The Portable Reader’s Guide to Good Things

The Band’s Visit

April 15, 2008 · Leave a Comment

The Band\'s VisitThe Band’s Visit is one of those rare films that creep up on you and catch you unawares. You were expecting maybe a raucous, slapstick-filled festival that will remind you all about the transcendental power of music to bring warring factions together. Inter-religious dancing, perhaps, between Arabs and Jews that will leave you with a reassurance that there is still hope in the Middle East.

But from the very first shot, it’s clear that you’ve set your expectations way too low.

Stuck in a dead desert town in the middle of Israel, a ceremonial police band from Egypt is taken in by Dina, a restaurant owner, an uber-cool, sexy, strong Jewish woman whose presence as the only female lead overpowers all the men in the film.
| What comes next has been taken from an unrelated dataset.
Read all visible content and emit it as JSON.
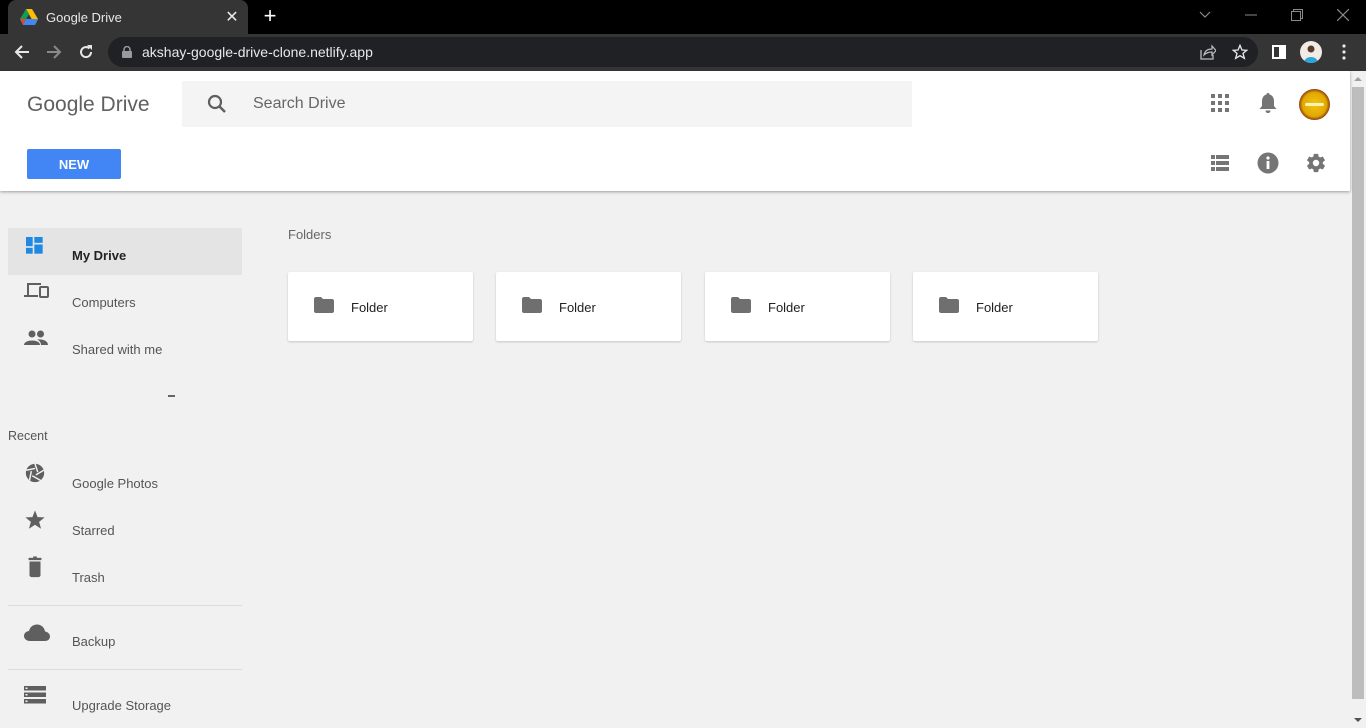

There are no hotels in the town, so she lets a couple of them stay overnight at her house, and persuades one of her regular patrons to take the rest of the band in.

What follows is a night that most of the characters will likely forget as they move on with their lives, but which will stick with you as one of the most charming, warm and hilarious films you never expected to watch. It’s about love kindled and lost, betrayal, awkward friendships struck for no reason other than boredom, disappointment, regret, music, and yes, hope, with lots of laughs thrown in for good measure.

I don’t know how you’ll manage to procure yourself a screening, but do it.